TORONTO, May 20, 2026, 13:06 EDT
BlackBerry Ltd’s U.S.-listed shares rose on Wednesday, staying close to year highs, after the company said its AtHoc crisis-communications software renewed key U.S. government cloud-security approval.
BB shares were last up roughly 0.5% to $6.24 on the NYSE, trading between $6.10 and $6.37 for the day, with volume topping 27 million shares, according to market data. The move keeps the stock well under its 52-week high of $6.64 and well above the 52-week low near $3.12.
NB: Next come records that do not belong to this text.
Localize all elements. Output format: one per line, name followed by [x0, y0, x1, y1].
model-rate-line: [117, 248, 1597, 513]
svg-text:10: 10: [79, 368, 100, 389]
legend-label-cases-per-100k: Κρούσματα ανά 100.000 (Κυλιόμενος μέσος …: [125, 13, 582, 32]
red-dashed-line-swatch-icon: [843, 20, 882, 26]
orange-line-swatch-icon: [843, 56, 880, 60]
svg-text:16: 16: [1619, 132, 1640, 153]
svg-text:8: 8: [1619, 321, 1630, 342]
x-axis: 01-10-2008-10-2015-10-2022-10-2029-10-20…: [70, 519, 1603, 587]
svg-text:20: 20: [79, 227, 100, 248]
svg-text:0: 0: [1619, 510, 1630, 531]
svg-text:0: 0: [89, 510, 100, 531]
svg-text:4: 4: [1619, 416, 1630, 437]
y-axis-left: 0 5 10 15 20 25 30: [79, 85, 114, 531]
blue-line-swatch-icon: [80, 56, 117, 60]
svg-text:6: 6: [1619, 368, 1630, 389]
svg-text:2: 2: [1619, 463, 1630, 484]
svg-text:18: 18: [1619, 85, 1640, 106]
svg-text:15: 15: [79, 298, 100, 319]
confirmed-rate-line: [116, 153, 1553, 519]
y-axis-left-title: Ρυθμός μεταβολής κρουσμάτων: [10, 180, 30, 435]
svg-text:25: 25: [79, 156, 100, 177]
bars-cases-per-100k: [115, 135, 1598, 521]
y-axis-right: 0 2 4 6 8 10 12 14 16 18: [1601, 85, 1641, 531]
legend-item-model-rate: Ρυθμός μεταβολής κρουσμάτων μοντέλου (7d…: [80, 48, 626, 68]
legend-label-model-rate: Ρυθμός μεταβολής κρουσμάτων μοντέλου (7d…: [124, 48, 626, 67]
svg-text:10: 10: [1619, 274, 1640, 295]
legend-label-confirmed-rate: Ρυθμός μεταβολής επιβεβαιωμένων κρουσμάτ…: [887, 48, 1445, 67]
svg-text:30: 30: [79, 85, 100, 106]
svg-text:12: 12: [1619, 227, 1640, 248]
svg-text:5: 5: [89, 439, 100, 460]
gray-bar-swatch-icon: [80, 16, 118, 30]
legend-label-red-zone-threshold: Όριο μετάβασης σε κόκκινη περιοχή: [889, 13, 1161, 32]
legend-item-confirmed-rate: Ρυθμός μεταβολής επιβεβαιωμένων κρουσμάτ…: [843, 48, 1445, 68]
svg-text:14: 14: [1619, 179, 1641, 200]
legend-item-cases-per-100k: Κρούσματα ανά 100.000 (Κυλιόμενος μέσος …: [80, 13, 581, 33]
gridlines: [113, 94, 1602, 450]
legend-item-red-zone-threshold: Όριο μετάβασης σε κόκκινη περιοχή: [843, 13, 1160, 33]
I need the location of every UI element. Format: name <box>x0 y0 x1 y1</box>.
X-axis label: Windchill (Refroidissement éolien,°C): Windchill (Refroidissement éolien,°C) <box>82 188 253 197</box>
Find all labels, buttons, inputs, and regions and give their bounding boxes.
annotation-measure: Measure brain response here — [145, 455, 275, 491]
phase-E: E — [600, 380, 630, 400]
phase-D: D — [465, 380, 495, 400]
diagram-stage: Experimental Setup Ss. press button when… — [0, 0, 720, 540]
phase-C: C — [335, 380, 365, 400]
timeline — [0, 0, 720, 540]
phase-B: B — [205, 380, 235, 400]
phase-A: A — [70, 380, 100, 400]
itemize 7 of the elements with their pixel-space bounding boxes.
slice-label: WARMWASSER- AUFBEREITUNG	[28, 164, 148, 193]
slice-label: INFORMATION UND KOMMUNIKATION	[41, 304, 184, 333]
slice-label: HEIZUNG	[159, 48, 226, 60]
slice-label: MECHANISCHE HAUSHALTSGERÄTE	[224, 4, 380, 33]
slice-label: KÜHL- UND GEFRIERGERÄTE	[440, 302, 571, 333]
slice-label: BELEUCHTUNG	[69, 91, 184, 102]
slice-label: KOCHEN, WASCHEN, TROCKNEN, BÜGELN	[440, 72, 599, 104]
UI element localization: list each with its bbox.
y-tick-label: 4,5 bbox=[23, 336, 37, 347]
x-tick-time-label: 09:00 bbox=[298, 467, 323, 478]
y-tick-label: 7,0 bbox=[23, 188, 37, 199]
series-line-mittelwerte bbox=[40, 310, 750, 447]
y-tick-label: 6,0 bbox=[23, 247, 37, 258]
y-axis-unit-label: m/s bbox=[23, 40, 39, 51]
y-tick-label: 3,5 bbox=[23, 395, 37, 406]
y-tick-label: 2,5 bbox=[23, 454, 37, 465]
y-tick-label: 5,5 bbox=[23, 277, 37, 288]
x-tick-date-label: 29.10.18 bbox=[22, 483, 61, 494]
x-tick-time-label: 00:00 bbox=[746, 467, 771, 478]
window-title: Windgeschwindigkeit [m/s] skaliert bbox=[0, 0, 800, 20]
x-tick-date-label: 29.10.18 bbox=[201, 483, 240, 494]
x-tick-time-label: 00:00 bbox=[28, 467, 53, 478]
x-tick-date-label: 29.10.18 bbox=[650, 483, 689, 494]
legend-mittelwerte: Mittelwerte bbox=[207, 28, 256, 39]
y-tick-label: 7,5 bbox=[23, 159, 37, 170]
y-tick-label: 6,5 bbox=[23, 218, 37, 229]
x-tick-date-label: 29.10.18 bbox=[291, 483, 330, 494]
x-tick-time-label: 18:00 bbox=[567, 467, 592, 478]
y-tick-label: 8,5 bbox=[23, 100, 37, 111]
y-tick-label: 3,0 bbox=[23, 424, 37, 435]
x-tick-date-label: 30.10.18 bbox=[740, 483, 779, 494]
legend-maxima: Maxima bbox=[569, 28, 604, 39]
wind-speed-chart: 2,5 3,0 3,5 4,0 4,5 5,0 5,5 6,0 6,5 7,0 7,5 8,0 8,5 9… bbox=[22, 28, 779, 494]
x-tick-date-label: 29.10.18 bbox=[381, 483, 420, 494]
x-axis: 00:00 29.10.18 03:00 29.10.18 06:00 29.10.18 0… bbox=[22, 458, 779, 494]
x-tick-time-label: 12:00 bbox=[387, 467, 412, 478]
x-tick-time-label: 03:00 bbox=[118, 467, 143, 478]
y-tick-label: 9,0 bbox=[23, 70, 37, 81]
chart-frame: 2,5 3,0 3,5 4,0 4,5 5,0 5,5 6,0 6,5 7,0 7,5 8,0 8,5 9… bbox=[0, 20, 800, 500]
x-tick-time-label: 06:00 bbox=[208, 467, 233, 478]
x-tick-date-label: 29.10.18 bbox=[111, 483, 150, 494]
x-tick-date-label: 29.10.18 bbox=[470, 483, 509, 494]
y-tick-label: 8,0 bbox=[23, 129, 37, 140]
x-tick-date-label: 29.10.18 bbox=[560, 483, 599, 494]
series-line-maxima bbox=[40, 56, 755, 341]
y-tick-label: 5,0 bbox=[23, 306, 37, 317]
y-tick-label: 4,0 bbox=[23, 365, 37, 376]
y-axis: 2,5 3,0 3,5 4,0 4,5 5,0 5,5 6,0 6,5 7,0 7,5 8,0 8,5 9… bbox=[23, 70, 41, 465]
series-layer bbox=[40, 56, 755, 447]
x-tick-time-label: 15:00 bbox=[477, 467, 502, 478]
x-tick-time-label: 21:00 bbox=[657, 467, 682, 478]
BlackBerry is pointing to fresh FedRAMP re-certification for its AtHoc service, which handles government and critical-infrastructure communications—areas where the company still pushes its trust angle. The company said AtHoc completed 2026 Class D High re-certification, meeting the U.S. government’s cloud security standards for federal agencies. That “High” bar is for cloud services with sensitive unclassified data that, if compromised, could seriously disrupt operations or public safety. ACCESS Newswire
Ramon Pinero, general manager at BlackBerry AtHoc, said the renewal showed the platform’s “security rigor.” Dubhe Beinhorn, senior vice president for public sector at BlackBerry Secure Communications, called compliant infrastructure “essential” because agencies are up against more complex threats. ACCESS Newswire
BlackBerry’s CFO Tim Foote and QNX President John Wall are scheduled for a near-term investor pitch. They’ll speak at the CIBC Technology & Innovation Conference in Toronto on Thursday at 9:10 a.m. ET. After that, they’re listed for a Baird event in New York on June 2.
BlackBerry isn’t trading like an old phone play now. Investors are watching QNX, its real-time OS business, as well as Secure Communications, which sells secure messaging and emergency-response software.
QNX revenue rose 20% to $78.7 million in the fourth quarter, with its royalty backlog at about $950 million, Reuters reported in April. CEO John Giamatteo told Reuters the business deals with “highly regulated, complex” systems and said the company may consider “M&A tuck-ins” to boost QNX growth. Reuters
Competitive moves look mixed. BlackBerry is pushing further on embedded systems through Nvidia. In April, QNX said it had extended collaboration with Nvidia to integrate QNX OS for Safety 8.0 with Nvidia’s IGX Thor and Halos Safety Stack, targeting robotics, medtech and industrial edge-AI setups.
BlackBerry is a niche player in security software, unlike Palo Alto Networks or CrowdStrike. Palo Alto Networks shares were up 2.6% Wednesday, CrowdStrike climbed 4.0%. BlackBerry (BB) didn’t move as much, despite its government-certification headline.
Options on BlackBerry saw some buying but traders kept a lid on bullish bets. Moderately bullish flow, with call volume ahead of puts, was flagged by TheFly via TipRanks. Implied volatility landed in the top 25% of the 12-month range and traders bought more downside protection, according to the report.
The stock might have gotten ahead of analyst targets. Benzinga had a Hold consensus and a $5.02 average price target, which is under where shares traded on Wednesday. RBC Capital stayed at Sector Perform, saying it doesn’t see the name beating peers, and warned about auto-production delays and project deferrals as risks for QNX.
BlackBerry plans to release first-quarter fiscal 2027 results on June 25, according to its investor site. Investors looking for clues on QNX demand, government communications budgets and possible buybacks or acquisitions before then will focus on Thursday’s CIBC event.